The whole reason I'm not a foster parent yet is because I can't do so in my current living situation. I love living where I do, but financially, a change just hasn't been possible. So while fostering and adoption are my long-term goals, the first thing to happen has to be my moving out. Insert frugality, side jobs, and a hope of getting published here. My plan (which you know is always exactly how things go) was to save like mad and move out some time in the next one to two years.
Annnd this is where God decided to laugh hysterically.
I received news this week that the people I live with need to sell their house. In other words, I'm gonna be moving out a whole lot sooner than planned! At first glance, this seemed to derail my plans in a big way, but after a very anxious 24 hours and numerous talks with God-fearing friends, I came to realize what a huge answer to prayer this is.
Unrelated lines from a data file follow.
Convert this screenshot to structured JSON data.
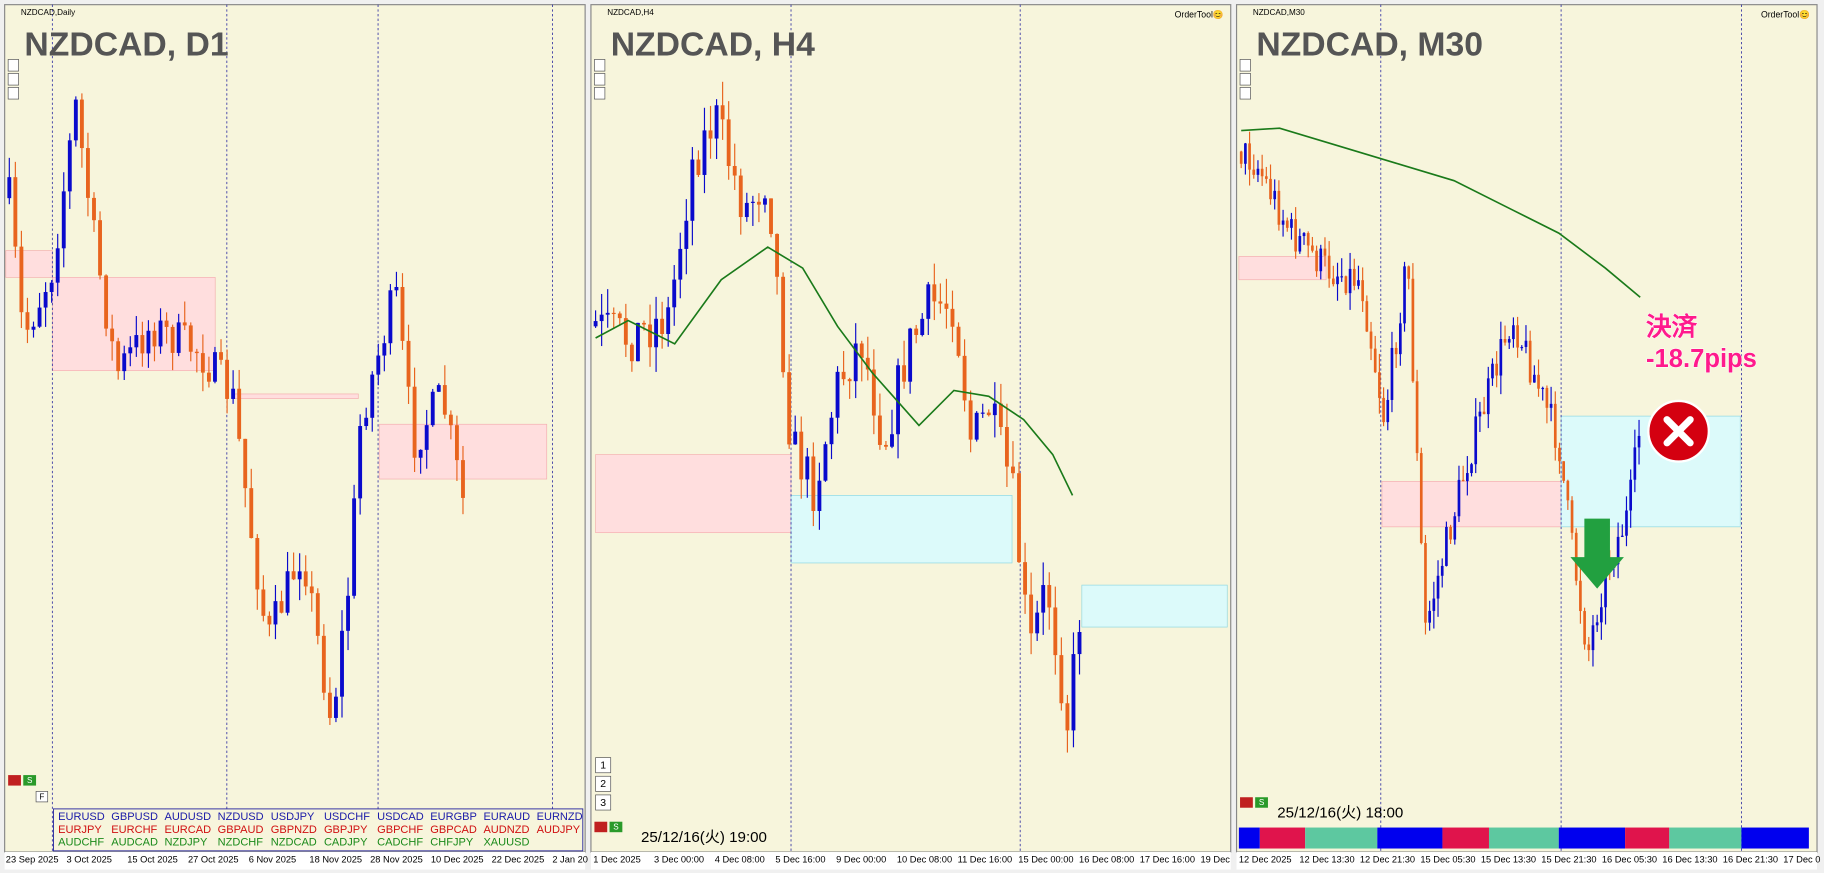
{
  "panels": [
    {
      "label": "NZDCAD,Daily",
      "title": "NZDCAD, D1",
      "x_labels": [
        "23 Sep 2025",
        "3 Oct 2025",
        "15 Oct 2025",
        "27 Oct 2025",
        "6 Nov 2025",
        "18 Nov 2025",
        "28 Nov 2025",
        "10 Dec 2025",
        "22 Dec 2025",
        "2 Jan 20"
      ]
    },
    {
      "label": "NZDCAD,H4",
      "title": "NZDCAD, H4",
      "order_tool": "OrderTool😊",
      "timestamp": "25/12/16(火) 19:00",
      "x_labels": [
        "1 Dec 2025",
        "3 Dec 00:00",
        "4 Dec 08:00",
        "5 Dec 16:00",
        "9 Dec 00:00",
        "10 Dec 08:00",
        "11 Dec 16:00",
        "15 Dec 00:00",
        "16 Dec 08:00",
        "17 Dec 16:00",
        "19 Dec"
      ]
    },
    {
      "label": "NZDCAD,M30",
      "title": "NZDCAD, M30",
      "order_tool": "OrderTool😊",
      "timestamp": "25/12/16(火) 18:00",
      "x_labels": [
        "12 Dec 2025",
        "12 Dec 13:30",
        "12 Dec 21:30",
        "15 Dec 05:30",
        "15 Dec 13:30",
        "15 Dec 21:30",
        "16 Dec 05:30",
        "16 Dec 13:30",
        "16 Dec 21:30",
        "17 Dec 0"
      ]
    }
  ],
  "symbols": [
    [
      "EURUSD",
      "GBPUSD",
      "AUDUSD",
      "NZDUSD",
      "USDJPY",
      "USDCHF",
      "USDCAD",
      "EURGBP",
      "EURAUD",
      "EURNZD"
    ],
    [
      "EURJPY",
      "EURCHF",
      "EURCAD",
      "GBPAUD",
      "GBPNZD",
      "GBPJPY",
      "GBPCHF",
      "GBPCAD",
      "AUDNZD",
      "AUDJPY"
    ],
    [
      "AUDCHF",
      "AUDCAD",
      "NZDJPY",
      "NZDCHF",
      "NZDCAD",
      "CADJPY",
      "CADCHF",
      "CHFJPY",
      "XAUUSD"
    ]
  ],
  "controls": {
    "numbers": [
      "1",
      "2",
      "3"
    ],
    "s": "S",
    "f": "F"
  },
  "annotation": {
    "line1": "決済",
    "line2": "-18.7pips"
  }
}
- I get to move out. As scary as this week has been, that IS what I wanted.
- Doors have been opened for financial provision, possibly in more ways than one.
- I got to avoid two very awkward conversations that would have had to take place in the future.
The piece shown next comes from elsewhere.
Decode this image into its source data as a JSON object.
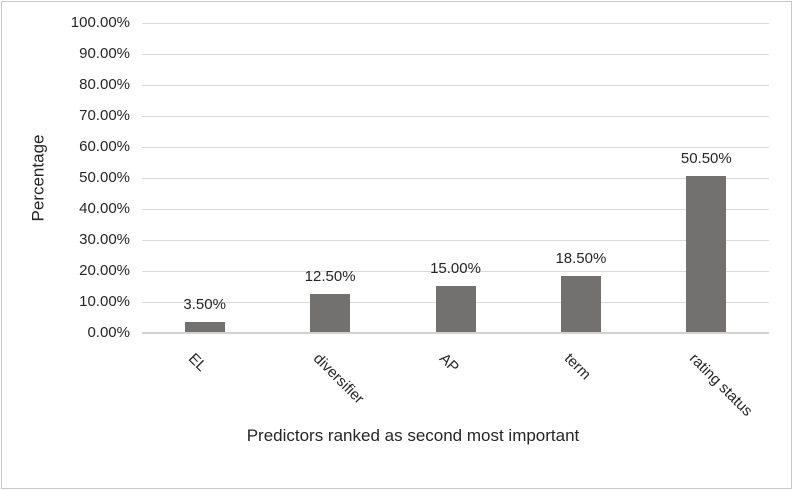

- I also get to avoid two situations that would have been guilt-inducing even though I wasn't doing anything wrong.
- If all goes, ahem, according to plan, I could be caring for a foster child by this time next year.
What's funny is that just two posts ago, I ended by saying something along the lines of "Knowing God, the path won't be that straight. I'm pretty sure He'll take this small act of obedience and use it to open a door I never saw coming." And y'all, let me tell you..... I never saw this coming.